NASA administrator Bill Nelson released a statement about Cunningham's death.
“Walt Cunningham was a fighter pilot, physicist and an entrepreneur — but, above all, he was an explorer. On Apollo 7, the first launch of a crewed Apollo mission, Walt and his crewmates made history, paving the way for the Artemis Generation we see today. NASA will always remember his contributions to our nation’s space program and sends our condolences to the Cunningham family,” Nelson said.
Cunningham hailed from Iowa and served as a Navy fighter pilot in Korea during that conflict. He later served in the Marines and retired with the rank of colonel.
After leaving the military active duty, Cunningham attended UCLA and received a Bachelor of Arts with honors in physics in 1960 and a Master of Arts with distinction in physics in 1961. He worked at Rand Corporation for three years as a scientist and accumulated thousands of flying hours in 40 different aircraft.
He was chosen to be an astronaut in 1963 and slated for the Apollo 2 crew. That launch was later scrubbed when Apollo 1 failed.

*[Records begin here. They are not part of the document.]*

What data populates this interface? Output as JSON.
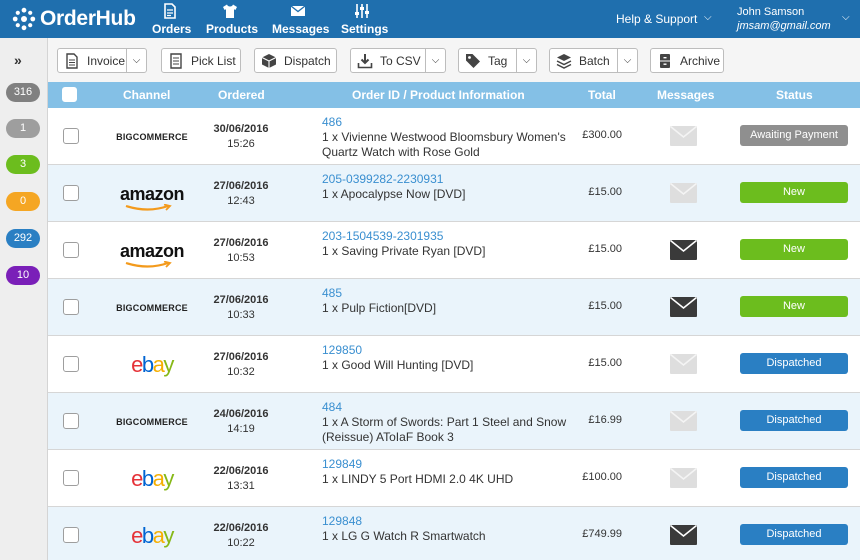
{
  "app": {
    "logo_text": "OrderHub"
  },
  "nav": {
    "items": [
      {
        "label": "Orders",
        "icon": "document-icon"
      },
      {
        "label": "Products",
        "icon": "tshirt-icon"
      },
      {
        "label": "Messages",
        "icon": "envelope-icon"
      },
      {
        "label": "Settings",
        "icon": "sliders-icon"
      }
    ],
    "help_label": "Help & Support",
    "user_name": "John Samson",
    "user_email": "jmsam@gmail.com"
  },
  "sidebar": {
    "expand_icon": "double-chevron-right-icon",
    "counts": [
      {
        "value": "316",
        "color": "#808080"
      },
      {
        "value": "1",
        "color": "#9e9e9e"
      },
      {
        "value": "3",
        "color": "#6cbd1e"
      },
      {
        "value": "0",
        "color": "#f5a623"
      },
      {
        "value": "292",
        "color": "#2a7fc3"
      },
      {
        "value": "10",
        "color": "#7a1fb8"
      }
    ]
  },
  "toolbar": {
    "invoice_label": "Invoice",
    "picklist_label": "Pick List",
    "dispatch_label": "Dispatch",
    "tocsv_label": "To CSV",
    "tag_label": "Tag",
    "batch_label": "Batch",
    "archive_label": "Archive"
  },
  "table": {
    "headers": {
      "channel": "Channel",
      "ordered": "Ordered",
      "info": "Order ID / Product Information",
      "total": "Total",
      "messages": "Messages",
      "status": "Status"
    },
    "rows": [
      {
        "channel": "bigcommerce",
        "channel_text": "BIGCOMMERCE",
        "date": "30/06/2016",
        "time": "15:26",
        "order_id": "486",
        "product": "1 x Vivienne Westwood Bloomsbury Women's Quartz Watch with Rose Gold",
        "total": "£300.00",
        "has_message": false,
        "status": "Awaiting Payment",
        "status_color": "#8f8f8f"
      },
      {
        "channel": "amazon",
        "channel_text": "amazon",
        "date": "27/06/2016",
        "time": "12:43",
        "order_id": "205-0399282-2230931",
        "product": "1 x Apocalypse Now [DVD]",
        "total": "£15.00",
        "has_message": false,
        "status": "New",
        "status_color": "#6cbd1e"
      },
      {
        "channel": "amazon",
        "channel_text": "amazon",
        "date": "27/06/2016",
        "time": "10:53",
        "order_id": "203-1504539-2301935",
        "product": "1 x Saving Private Ryan [DVD]",
        "total": "£15.00",
        "has_message": true,
        "status": "New",
        "status_color": "#6cbd1e"
      },
      {
        "channel": "bigcommerce",
        "channel_text": "BIGCOMMERCE",
        "date": "27/06/2016",
        "time": "10:33",
        "order_id": "485",
        "product": "1 x Pulp Fiction[DVD]",
        "total": "£15.00",
        "has_message": true,
        "status": "New",
        "status_color": "#6cbd1e"
      },
      {
        "channel": "ebay",
        "channel_text": "ebay",
        "date": "27/06/2016",
        "time": "10:32",
        "order_id": "129850",
        "product": "1 x Good Will Hunting [DVD]",
        "total": "£15.00",
        "has_message": false,
        "status": "Dispatched",
        "status_color": "#2a7fc3"
      },
      {
        "channel": "bigcommerce",
        "channel_text": "BIGCOMMERCE",
        "date": "24/06/2016",
        "time": "14:19",
        "order_id": "484",
        "product": "1 x A Storm of Swords: Part 1 Steel and Snow (Reissue) AToIaF Book 3",
        "total": "£16.99",
        "has_message": false,
        "status": "Dispatched",
        "status_color": "#2a7fc3"
      },
      {
        "channel": "ebay",
        "channel_text": "ebay",
        "date": "22/06/2016",
        "time": "13:31",
        "order_id": "129849",
        "product": "1 x LINDY 5 Port HDMI 2.0 4K UHD",
        "total": "£100.00",
        "has_message": false,
        "status": "Dispatched",
        "status_color": "#2a7fc3"
      },
      {
        "channel": "ebay",
        "channel_text": "ebay",
        "date": "22/06/2016",
        "time": "10:22",
        "order_id": "129848",
        "product": "1 x LG G Watch R Smartwatch",
        "total": "£749.99",
        "has_message": true,
        "status": "Dispatched",
        "status_color": "#2a7fc3"
      }
    ]
  }
}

Cunningham was the lunar module pilot for the Apollo 7 mission in 1968, which was the first human test of the Apollo space craft.

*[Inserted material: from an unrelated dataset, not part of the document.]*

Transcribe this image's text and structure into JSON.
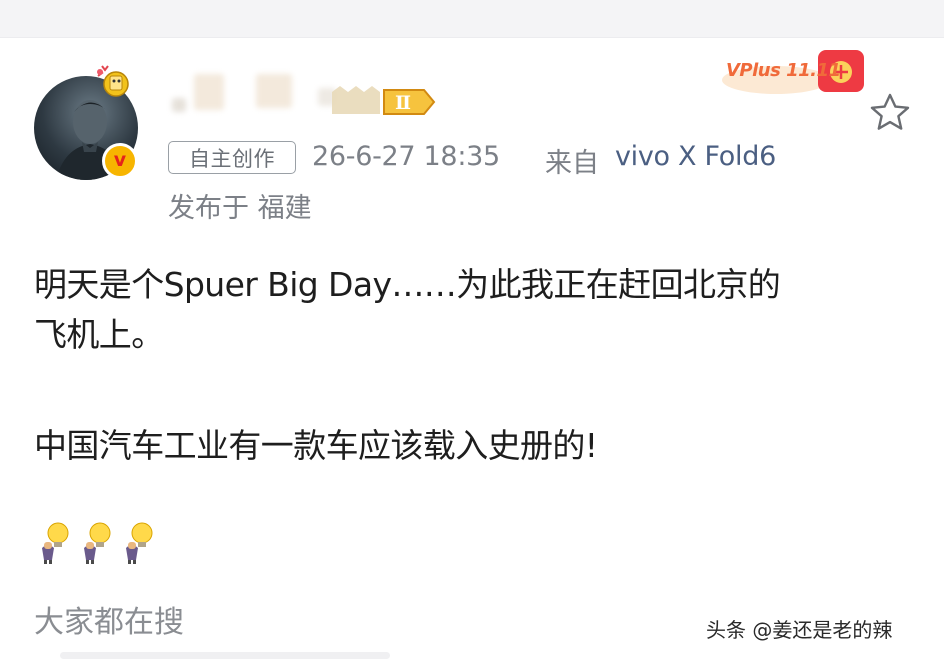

The successful mission saw humans in space for 11 days and paved the way for the Apollo 11 mission that landed humans on the moon for the first time in 1969.

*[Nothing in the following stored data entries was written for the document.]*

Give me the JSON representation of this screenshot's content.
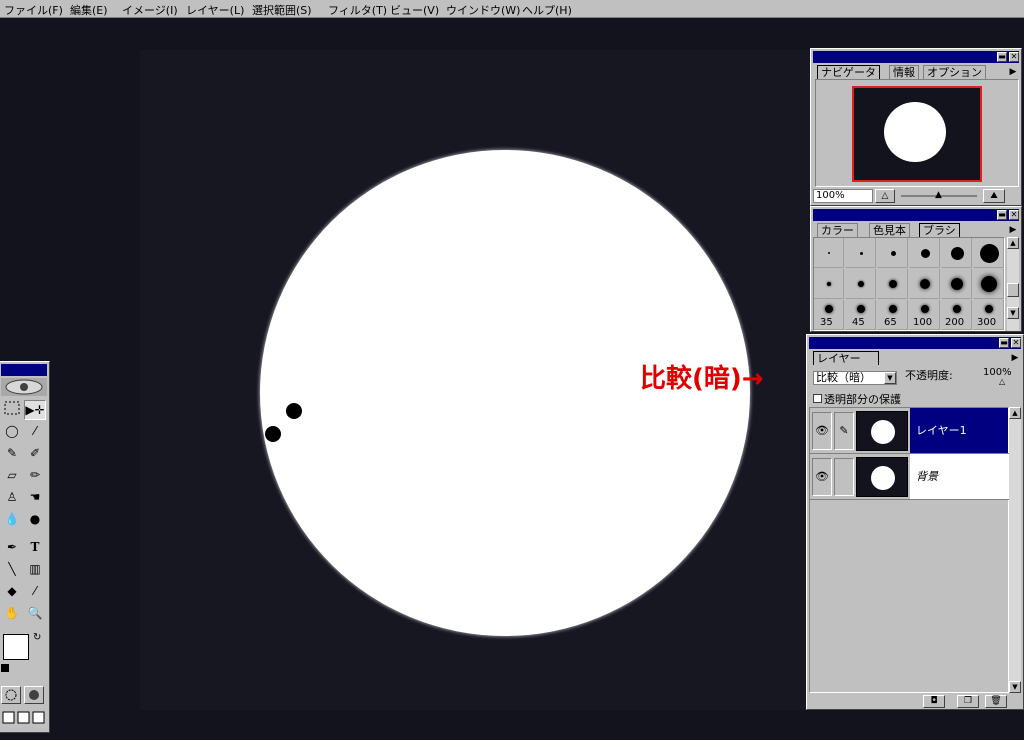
{
  "menu": [
    "ファイル(F)",
    "編集(E)",
    "イメージ(I)",
    "レイヤー(L)",
    "選択範囲(S)",
    "フィルタ(T)",
    "ビュー(V)",
    "ウインドウ(W)",
    "ヘルプ(H)"
  ],
  "navigator": {
    "tabs": [
      "ナビゲータ",
      "情報",
      "オプション"
    ],
    "zoom": "100%"
  },
  "brushes": {
    "tabs": [
      "カラー",
      "色見本",
      "ブラシ"
    ],
    "sizes": [
      "35",
      "45",
      "65",
      "100",
      "200",
      "300"
    ]
  },
  "layers": {
    "tab": "レイヤー",
    "blend_mode": "比較（暗）",
    "opacity_label": "不透明度:",
    "opacity_value": "100%",
    "preserve_label": "透明部分の保護",
    "items": [
      {
        "name": "レイヤー1",
        "selected": true
      },
      {
        "name": "背景",
        "selected": false
      }
    ]
  },
  "annotation": "比較(暗)→",
  "colors": {
    "accent": "#000080",
    "annotation": "#e00000",
    "canvas": "#13131d"
  }
}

"All I remember is just kind of keeping my nose to the grindstone and wanting to do the best I could as — I didn’t realize at the time, but that was because I always wanted to be better prepared for the next step," Cunningham said of the mission during a 1999 interview with NASA's Oral History Office. "I’ve always been looking to the future."
Cunningham retired from NASA in 1971. He went on to get a doctoral degree from Harvard and ran numerous businesses for the balance of his career. He also did speaking and was a national radio host.
His family released a statement following his death.
“We would like to express our immense pride in the life that he lived, and our deep gratitude for the man that he was — a patriot, an explorer, pilot, astronaut, husband, brother, and father. The world has lost another true hero, and we will miss him dearly,” the statement read.
Cunningham received the NASA Exceptional Service Medal and NASA Distinguished Service Medal for his service. He was inducted into the Astronaut Hall of Fame, International Space Hall of Fame, Iowa Aviation Hall of Fame, San Diego Air and Space Museum Hall of Fame, and Houston Hall of Fame.
Cunningham and the Apollo 7 crew won an Emmy in the form of the National Academy of Television Arts and Sciences Special Trustee Award, since their mission was partially televised.